Our group studies colorectal cancer, the third most common cause of cancer deaths in the US. Colorectal cancer arises from the intestinal epithelial stem cell compartment. The stem cell compartment regulates the balance of proliferation, differentiation and cell death that maintains the epithelial layer lining the intestinal lumen. Disruption of this balance leads to colon cancer. Our research is aimed at understanding factors that cause cancer-causing disruption of the stem cell compartment.
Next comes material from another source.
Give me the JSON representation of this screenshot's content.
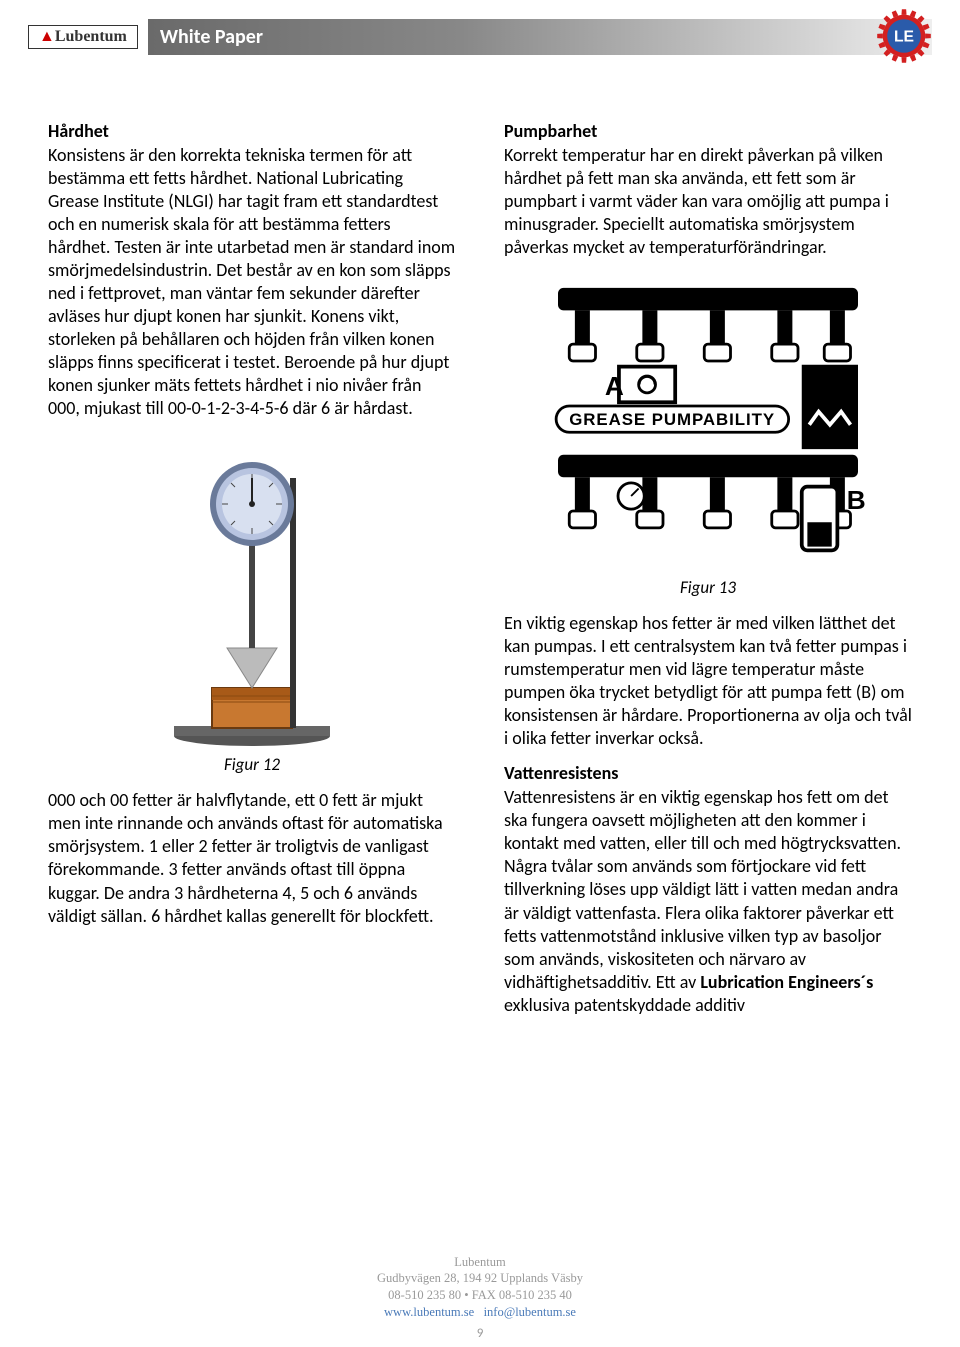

A series of studies by our group identified two genes, KCNQ1 and CFTR, as colorectal cancer tumor suppressor genes. Initially, these genes were identified as a candidate colorectal cancer driver genes in a Sleeping Beauty transposon-mediated forward genetic screen. In follow-up studies, targeted intestinal-specific deletion of Cftr and Kcnq1 in the Apc^Min mouse model of intestinal tumorigenesis resulted in significantly more intestinal tumors. Most important, studies of human colon tumors demonstrated that diminished expression of either KCNQ1 or CFTR is associated with poorer prognosis.

KCNQ1 and CFTR are both expressed in the intestinal epithelial stem cell compartment. They encode ion channels expressed at the cell surface. As such, they in a position to influence the cellular processes that maintain the stem cell compartment. Our current research focuses on understanding how deficiency for KCNQ1 and CFTR disrupts the stem cell compartment and promotes the development of poor prognosis colon cancer.